Technically, the Cavs lost tonight on a buzzer-beating 3 by D-League call-up Sundiata Gaines. However, the game was really lost the whole way through due to the Cavs’ well-established Achilles heels: turnovers, poor free-throw shooting, and a tendency toward stagnant offense.
The team coughed the ball up 21 times tonight, or one turnover every 2 minutes, 18 seconds. They missed 10 free throws (25 / 35 for 71.4%), including two in the deciding minute of play. They assisted on just over half of their makes from the field (51.7%) for a raw team assist total of 16, versus Utah assisting on 78.3% of their made shots for 25 raw team assists.
To my eye, the Cavs’ defensive rotations were a step slow for the entire first half and portions of the second, but I can’t criticize their effort too heavily when they held the Jazz to 40.5% shooting from the field and won the rebounding battle, albeit narrowly (+1 in the raw rebound total, +1.4% in Total Rebounding Rate).

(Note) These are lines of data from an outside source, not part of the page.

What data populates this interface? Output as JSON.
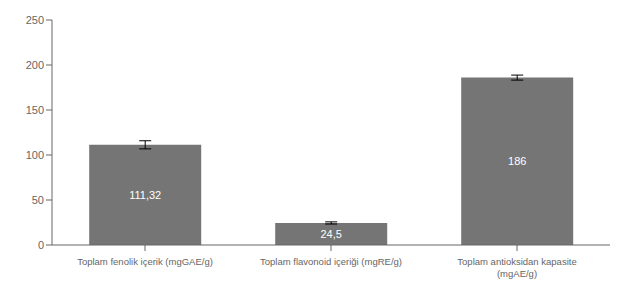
{
  "chart_data": {
    "type": "bar",
    "categories": [
      "Toplam fenolik içerik (mgGAE/g)",
      "Toplam flavonoid içeriği (mgRE/g)",
      "Toplam antioksidan kapasite\n(mgAE/g)"
    ],
    "values": [
      111.32,
      24.5,
      186
    ],
    "errors": [
      4.5,
      1.2,
      2.8
    ],
    "value_labels": [
      "111,32",
      "24,5",
      "186"
    ],
    "data_labels": true,
    "color": "#757575",
    "ylim": [
      0,
      250
    ],
    "yticks": [
      0,
      50,
      100,
      150,
      200,
      250
    ],
    "grid": false
  }
}
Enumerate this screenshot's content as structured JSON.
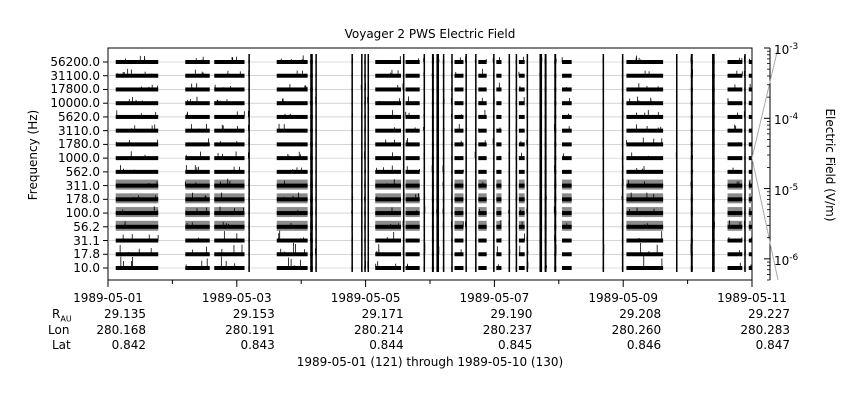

On the season, Coldstone’s Crew is 11th in the league in Turnover Rate, or the percentage of a team’s total possessions that end in a TO. (The Cavs’ TOR is currently 14.06.) Doesn’t sound bad until you realize that this is one of those scales where you want to be 30th. Of the accepted contenders, only Boston is worse — 2nd overall, in fact, with a TOR of 14.93%.
Meanwhile, the Cavs are 21st in the league from the charity stripe (73.9% as a team). Of course, they were below that average tonight. As we’ve preached before, most times the differences between good and bad teams in these statistical ratings really boil down to just a handful fewer makes / misses. Tonight was one of those games where 1-2 more made free throws would’ve been the difference in the game.

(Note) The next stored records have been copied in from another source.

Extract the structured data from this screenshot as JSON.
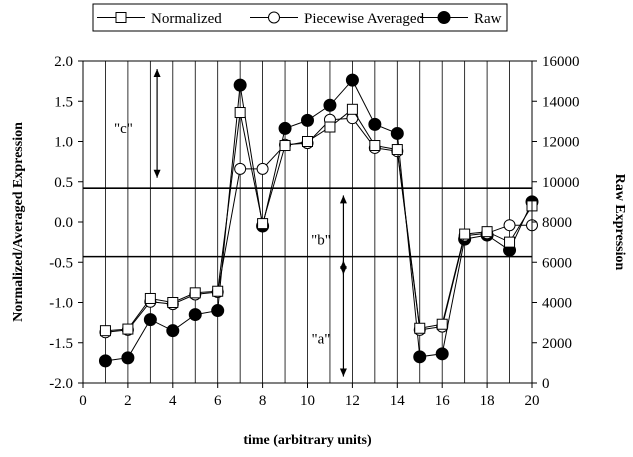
{
  "chart_data": {
    "type": "line",
    "xlabel": "time (arbitrary units)",
    "ylabel_left": "Normalized/Averaged Expression",
    "ylabel_right": "Raw Expression",
    "xlim": [
      0,
      20
    ],
    "xticks": [
      0,
      2,
      4,
      6,
      8,
      10,
      12,
      14,
      16,
      18,
      20
    ],
    "ylim_left": [
      -2.0,
      2.0
    ],
    "yticks_left": [
      "-2.0",
      "-1.5",
      "-1.0",
      "-0.5",
      "0.0",
      "0.5",
      "1.0",
      "1.5",
      "2.0"
    ],
    "ylim_right": [
      0,
      16000
    ],
    "yticks_right": [
      "0",
      "2000",
      "4000",
      "6000",
      "8000",
      "10000",
      "12000",
      "14000",
      "16000"
    ],
    "vertical_grid": true,
    "legend_position": "top",
    "x": [
      1,
      2,
      3,
      4,
      5,
      6,
      7,
      8,
      9,
      10,
      11,
      12,
      13,
      14,
      15,
      16,
      17,
      18,
      19,
      20
    ],
    "series": [
      {
        "name": "Normalized",
        "axis": "left",
        "marker": "open-square",
        "values": [
          -1.35,
          -1.33,
          -0.95,
          -1.0,
          -0.88,
          -0.86,
          1.36,
          -0.02,
          0.95,
          1.0,
          1.18,
          1.4,
          0.95,
          0.9,
          -1.32,
          -1.27,
          -0.15,
          -0.12,
          -0.25,
          0.2
        ]
      },
      {
        "name": "Piecewise Averaged",
        "axis": "left",
        "marker": "open-circle",
        "values": [
          -1.37,
          -1.34,
          -0.99,
          -1.02,
          -0.9,
          -0.87,
          0.66,
          0.66,
          0.96,
          0.98,
          1.27,
          1.29,
          0.92,
          0.88,
          -1.34,
          -1.3,
          -0.17,
          -0.14,
          -0.04,
          -0.04
        ]
      },
      {
        "name": "Raw",
        "axis": "right",
        "marker": "filled-circle",
        "values": [
          1100,
          1250,
          3150,
          2600,
          3400,
          3600,
          14800,
          7800,
          12650,
          13050,
          13800,
          15050,
          12850,
          12400,
          1300,
          1450,
          7150,
          7350,
          6600,
          9000
        ]
      }
    ],
    "horizontal_lines_left": [
      0.42,
      -0.43
    ],
    "annotations": [
      {
        "text": "\"c\"",
        "x": 1.8,
        "y": 1.17,
        "arrow_x": 3.3,
        "arrow_from": 1.9,
        "arrow_to": 0.55
      },
      {
        "text": "\"b\"",
        "x": 10.6,
        "y": -0.22,
        "arrow_x": 11.6,
        "arrow_from": 0.33,
        "arrow_to": -0.65
      },
      {
        "text": "\"a\"",
        "x": 10.6,
        "y": -1.45,
        "arrow_x": 11.6,
        "arrow_from": -0.48,
        "arrow_to": -1.92
      }
    ]
  }
}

On the up side, the Cavs are actually 7th in the league in both Assist % — with dimes on 57.6% of their hoops, — and Assist Rate, which is the number of total possessions ending in an assist. (To clarify the difference between AST% and AR: AST% tells us only what percentage of made baskets were assisted, whereas AR tells us the percentage of all possessions that ended in an assist.) So I should shut up about that. They had an off-night, but they’re one of the better teams in the league when it comes to moving the ball, despite what the mainstream media would have you believe.

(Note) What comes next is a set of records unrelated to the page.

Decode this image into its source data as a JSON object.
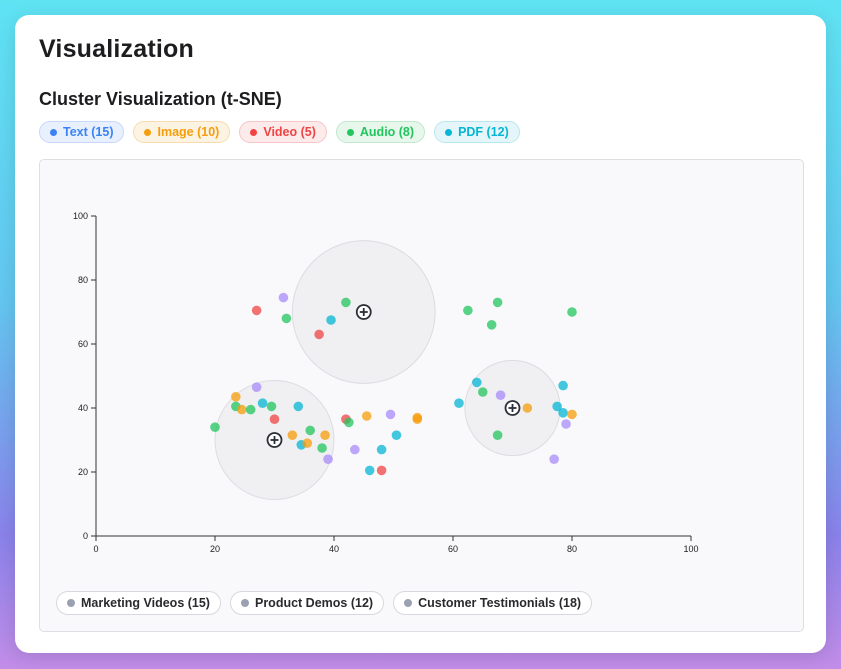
{
  "page": {
    "title": "Visualization"
  },
  "section": {
    "title": "Cluster Visualization (t-SNE)"
  },
  "type_filters": [
    {
      "label": "Text (15)",
      "color": "#3b82f6",
      "bg": "#e8f0fe",
      "border": "#c7d8fb"
    },
    {
      "label": "Image (10)",
      "color": "#f59e0b",
      "bg": "#fdf3e3",
      "border": "#f6dcb0"
    },
    {
      "label": "Video (5)",
      "color": "#ef4444",
      "bg": "#fdeaea",
      "border": "#f6c6c6"
    },
    {
      "label": "Audio (8)",
      "color": "#22c55e",
      "bg": "#e7f7ec",
      "border": "#bfe8cc"
    },
    {
      "label": "PDF (12)",
      "color": "#06b6d4",
      "bg": "#e4f6fa",
      "border": "#b8e6ef"
    }
  ],
  "clusters": [
    {
      "label": "Marketing Videos (15)",
      "center": [
        45,
        70
      ],
      "radius": 12,
      "icon": "plus-circle-icon"
    },
    {
      "label": "Product Demos (12)",
      "center": [
        70,
        40
      ],
      "radius": 8,
      "icon": "plus-circle-icon"
    },
    {
      "label": "Customer Testimonials (18)",
      "center": [
        30,
        30
      ],
      "radius": 10,
      "icon": "plus-circle-icon"
    }
  ],
  "chart_data": {
    "type": "scatter",
    "xlim": [
      0,
      100
    ],
    "ylim": [
      0,
      100
    ],
    "xticks": [
      0,
      20,
      40,
      60,
      80,
      100
    ],
    "yticks": [
      0,
      20,
      40,
      60,
      80,
      100
    ],
    "grid": false,
    "colors": {
      "Text": "#3b82f6",
      "Image": "#f59e0b",
      "Video": "#ef4444",
      "Audio": "#22c55e",
      "PDF": "#06b6d4",
      "Other": "#a78bfa"
    },
    "points": [
      {
        "x": 27,
        "y": 70.5,
        "cat": "Video"
      },
      {
        "x": 31.5,
        "y": 74.5,
        "cat": "Other"
      },
      {
        "x": 32,
        "y": 68,
        "cat": "Audio"
      },
      {
        "x": 37.5,
        "y": 63,
        "cat": "Video"
      },
      {
        "x": 39.5,
        "y": 67.5,
        "cat": "PDF"
      },
      {
        "x": 42,
        "y": 73,
        "cat": "Audio"
      },
      {
        "x": 62.5,
        "y": 70.5,
        "cat": "Audio"
      },
      {
        "x": 66.5,
        "y": 66,
        "cat": "Audio"
      },
      {
        "x": 67.5,
        "y": 73,
        "cat": "Audio"
      },
      {
        "x": 80,
        "y": 70,
        "cat": "Audio"
      },
      {
        "x": 20,
        "y": 34,
        "cat": "Audio"
      },
      {
        "x": 23.5,
        "y": 43.5,
        "cat": "Image"
      },
      {
        "x": 23.5,
        "y": 40.5,
        "cat": "Audio"
      },
      {
        "x": 24.5,
        "y": 39.5,
        "cat": "Image"
      },
      {
        "x": 26,
        "y": 39.5,
        "cat": "Audio"
      },
      {
        "x": 27,
        "y": 46.5,
        "cat": "Other"
      },
      {
        "x": 28,
        "y": 41.5,
        "cat": "PDF"
      },
      {
        "x": 29.5,
        "y": 40.5,
        "cat": "Audio"
      },
      {
        "x": 30,
        "y": 36.5,
        "cat": "Video"
      },
      {
        "x": 33,
        "y": 31.5,
        "cat": "Image"
      },
      {
        "x": 34,
        "y": 40.5,
        "cat": "PDF"
      },
      {
        "x": 34.5,
        "y": 28.5,
        "cat": "PDF"
      },
      {
        "x": 35.5,
        "y": 29,
        "cat": "Image"
      },
      {
        "x": 36,
        "y": 33,
        "cat": "Audio"
      },
      {
        "x": 38,
        "y": 27.5,
        "cat": "Audio"
      },
      {
        "x": 38.5,
        "y": 31.5,
        "cat": "Image"
      },
      {
        "x": 39,
        "y": 24,
        "cat": "Other"
      },
      {
        "x": 42,
        "y": 36.5,
        "cat": "Video"
      },
      {
        "x": 42.5,
        "y": 35.5,
        "cat": "Audio"
      },
      {
        "x": 43.5,
        "y": 27,
        "cat": "Other"
      },
      {
        "x": 45.5,
        "y": 37.5,
        "cat": "Image"
      },
      {
        "x": 46,
        "y": 20.5,
        "cat": "PDF"
      },
      {
        "x": 48,
        "y": 20.5,
        "cat": "Video"
      },
      {
        "x": 48,
        "y": 27,
        "cat": "PDF"
      },
      {
        "x": 49.5,
        "y": 38,
        "cat": "Other"
      },
      {
        "x": 50.5,
        "y": 31.5,
        "cat": "PDF"
      },
      {
        "x": 54,
        "y": 36.5,
        "cat": "Image"
      },
      {
        "x": 54,
        "y": 37,
        "cat": "Image"
      },
      {
        "x": 61,
        "y": 41.5,
        "cat": "PDF"
      },
      {
        "x": 64,
        "y": 48,
        "cat": "PDF"
      },
      {
        "x": 65,
        "y": 45,
        "cat": "Audio"
      },
      {
        "x": 67.5,
        "y": 31.5,
        "cat": "Audio"
      },
      {
        "x": 68,
        "y": 44,
        "cat": "Other"
      },
      {
        "x": 72.5,
        "y": 40,
        "cat": "Image"
      },
      {
        "x": 77,
        "y": 24,
        "cat": "Other"
      },
      {
        "x": 77.5,
        "y": 40.5,
        "cat": "PDF"
      },
      {
        "x": 78.5,
        "y": 47,
        "cat": "PDF"
      },
      {
        "x": 78.5,
        "y": 38.5,
        "cat": "PDF"
      },
      {
        "x": 79,
        "y": 35,
        "cat": "Other"
      },
      {
        "x": 80,
        "y": 38,
        "cat": "Image"
      }
    ]
  }
}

The problem is that Utah leads the league in both of these categories with a 67.08AST% and 24.42 AR. Didn’t help that the Jazz eclipsed that average AST% by a country mile tonight (78.3AST% for the game).
Considering that we’re officially halfway through the season, it’s becoming increasingly likely that these areas are going to remain persistent vulnerabilities for this particular Cavs team. They are definitely two areas of concern when it comes to playoff time and possessions are at a premium. I’m not saying anyone should panic, especially considering the continued strength of the defense. But as the Cavs proved again tonight, some times these issues can kill you.
Holland and I will be at Staples Center for the finale of the road trip against the Clippers this Saturday. I’m considering trying to do a retroactive live blog like my previous Indians one back in the summer. We’ll see if enough noteworthy things happen at the arena. It’s really all about the atmosphere.